(Bloomberg) — The European Union unveiled fresh tariffs on Tuesday meant to shield its ailing steel sector, taking a page from Donald Trump’s protectionist playbook. 

The European Commission, the EU’s executive arm, proposed 50% tariffs — twice the current rate — on all steel imports above a quota that will be cut by roughly 45%, confirming Bloomberg’s previous reporting.

“It is a very restrictive clause that does not have precedent in Europe,” EU industry commissioner Stephane Sejourne told Bloomberg News in an interview. He said that, once in place, only around 10% of the steel used in the EU market will be tariff-free. 

The move is a response to mounting fears that traditional European industries like steel are fading, choked by a glut of subsidized Chinese competition, high energy prices and dwindling local demand.

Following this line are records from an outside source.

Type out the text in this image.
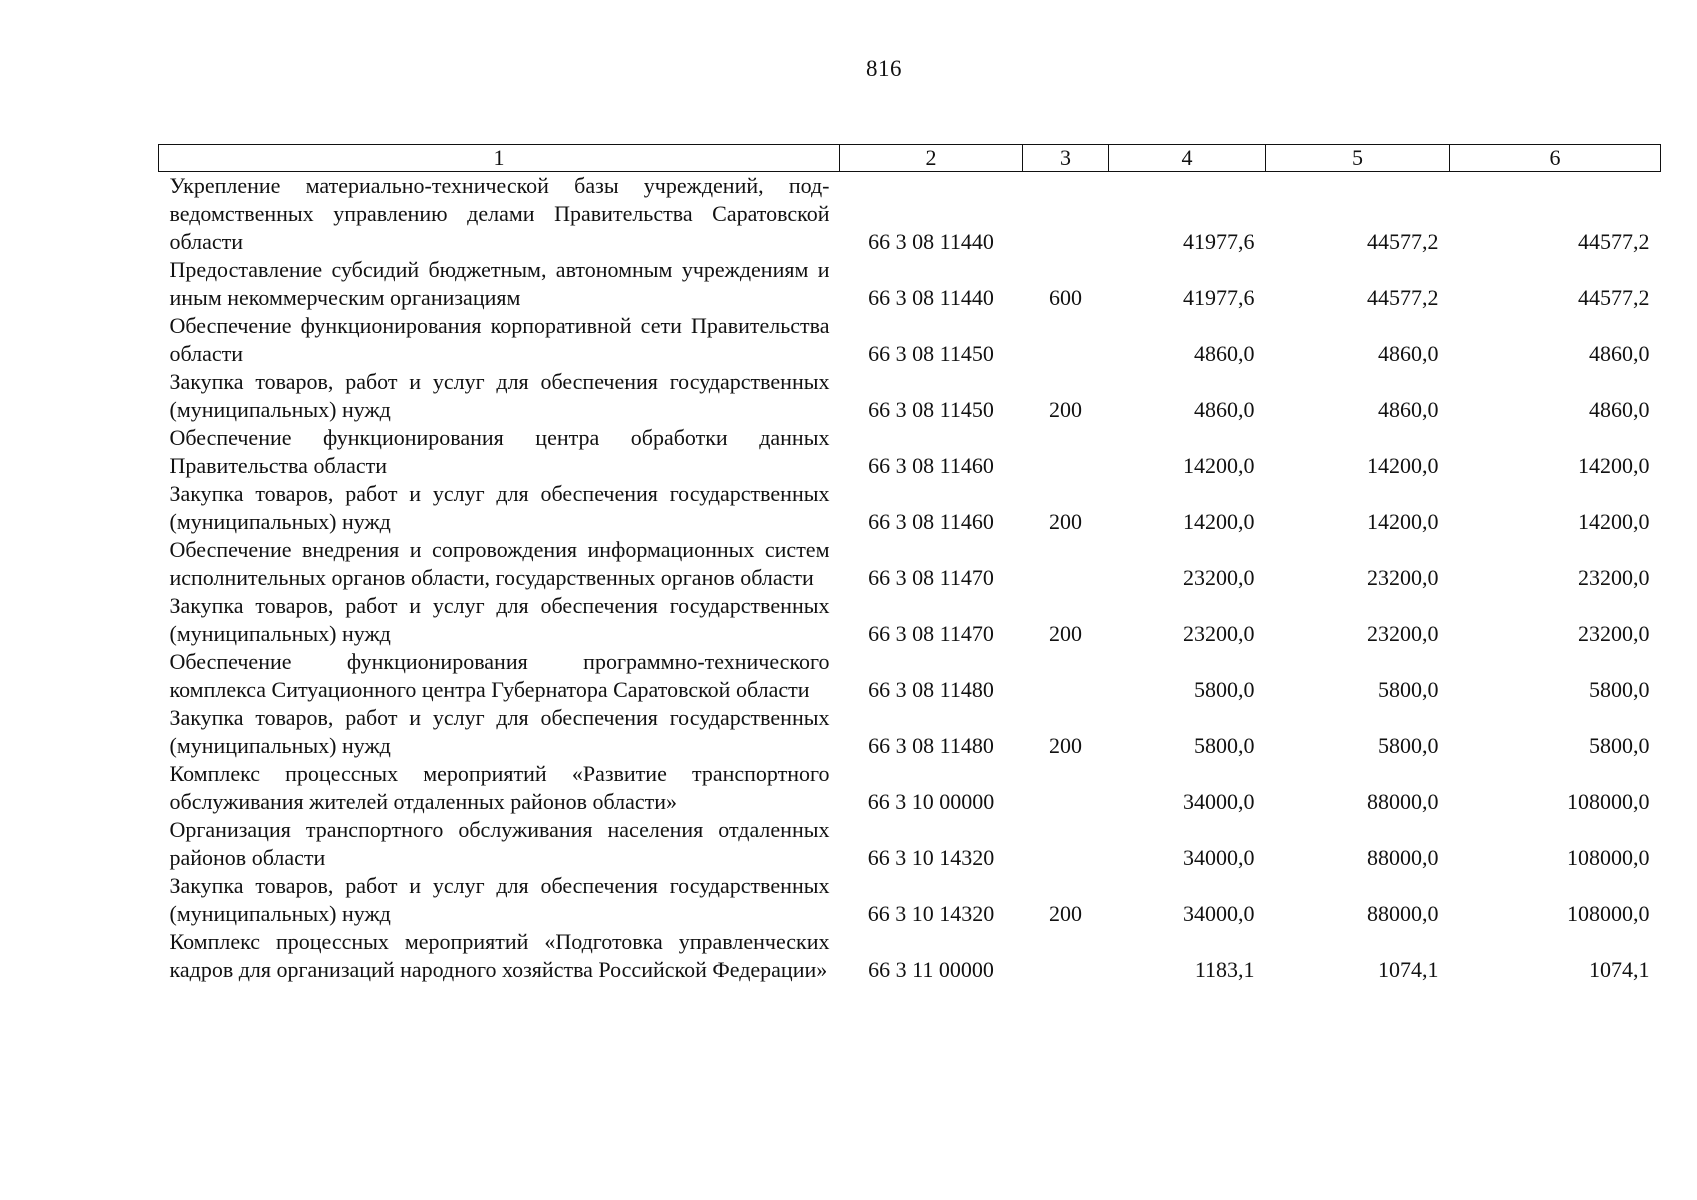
816
1	2	3	4	5	6
Укрепление материально-технической базы учреждений, подведомственных управлению делами Правительства Саратовской области	66 3 08 11440		41977,6	44577,2	44577,2
Предоставление субсидий бюджетным, автономным учреждениям и иным некоммерческим организациям	66 3 08 11440	600	41977,6	44577,2	44577,2
Обеспечение функционирования корпоративной сети Правительства области	66 3 08 11450		4860,0	4860,0	4860,0
Закупка товаров, работ и услуг для обеспечения государственных (муниципальных) нужд	66 3 08 11450	200	4860,0	4860,0	4860,0
Обеспечение функционирования центра обработки данных Правительства области	66 3 08 11460		14200,0	14200,0	14200,0
Закупка товаров, работ и услуг для обеспечения государственных (муниципальных) нужд	66 3 08 11460	200	14200,0	14200,0	14200,0
Обеспечение внедрения и сопровождения информационных систем исполнительных органов области, государственных органов области	66 3 08 11470		23200,0	23200,0	23200,0
Закупка товаров, работ и услуг для обеспечения государственных (муниципальных) нужд	66 3 08 11470	200	23200,0	23200,0	23200,0
Обеспечение функционирования программно-технического комплекса Ситуационного центра Губернатора Саратовской области	66 3 08 11480		5800,0	5800,0	5800,0
Закупка товаров, работ и услуг для обеспечения государственных (муниципальных) нужд	66 3 08 11480	200	5800,0	5800,0	5800,0
Комплекс процессных мероприятий «Развитие транспортного обслуживания жителей отдаленных районов области»	66 3 10 00000		34000,0	88000,0	108000,0
Организация транспортного обслуживания населения отдаленных районов области	66 3 10 14320		34000,0	88000,0	108000,0
Закупка товаров, работ и услуг для обеспечения государственных (муниципальных) нужд	66 3 10 14320	200	34000,0	88000,0	108000,0
Комплекс процессных мероприятий «Подготовка управленческих кадров для организаций народного хозяйства Российской Федерации»	66 3 11 00000		1183,1	1074,1	1074,1
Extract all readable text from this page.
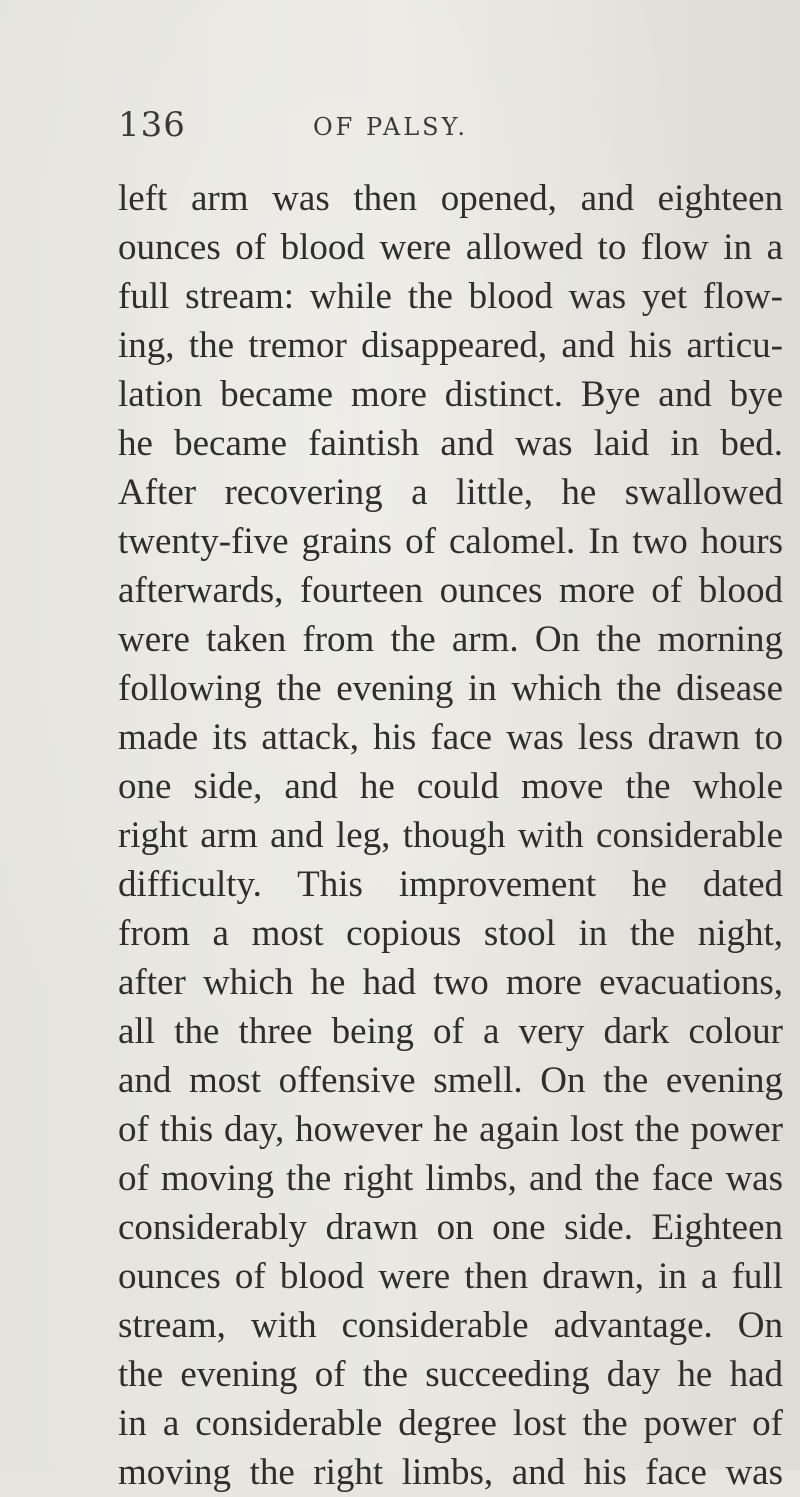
136	OF PALSY.
left arm was then opened, and eighteen
ounces of blood were allowed to flow in a
full stream: while the blood was yet flow-
ing, the tremor disappeared, and his articu-
lation became more distinct. Bye and bye
he became faintish and was laid in bed.
After recovering a little, he swallowed
twenty-five grains of calomel. In two hours
afterwards, fourteen ounces more of blood
were taken from the arm. On the morning
following the evening in which the disease
made its attack, his face was less drawn to
one side, and he could move the whole
right arm and leg, though with considerable
difficulty. This improvement he dated
from a most copious stool in the night,
after which he had two more evacuations,
all the three being of a very dark colour
and most offensive smell. On the evening
of this day, however he again lost the power
of moving the right limbs, and the face was
considerably drawn on one side. Eighteen
ounces of blood were then drawn, in a full
stream, with considerable advantage. On
the evening of the succeeding day he had
in a considerable degree lost the power of
moving the right limbs, and his face was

The measures would align EU tariffs with a 50% US levy on most foreign steel and aluminum. The EU is trying to convince the US to lower its rate for EU steel and jointly target China instead.

Thus far, those talks have failed to make progress since the two sides struck a trade deal in July that limited US tariffs to 15% on most EU exports, including cars.

“We hope we can have talks as quickly as possible [with the US] that will get a result,” Sejourne said. “But we share the same industrial agenda as the US — we want more local production, more economic growth and protection for our industry.”

The EU currently places a 25% tariff on most steel imports once quotas are exhausted. But that mechanism is temporary and expires next year, prompting the commission to develop more permanent protections. 

The new measures would cut the total quota for all steel categories to 18.35 million tons a year, about 45% lower than the current quota level. The plan sets quotas for specific product types based on historical averages. 

EU member states and the European Parliament must still approve the proposal.

The EU executive argued that its plan is compatible with World Trade Organization rules. The commission will also discuss country-specific allocations with those affected, according to a press release. 

The tariffs will hit the struggling British steel industry particularly hard, since the EU buys about two-thirds of the country’s iron and steel exports, according to Office for National Statistics data. The Labour government was forced to seize control of the UK’s last maker of virgin steel earlier this year after the plant’s Chinese owner moved to halt production.

The UK government last month shelved efforts to get the US to roll back a 25% levy on British-made steel, concluding it was better than the 50% tariff that the Trump administration had applied to other countries’ exports.

–With assistance from Brendan Murray.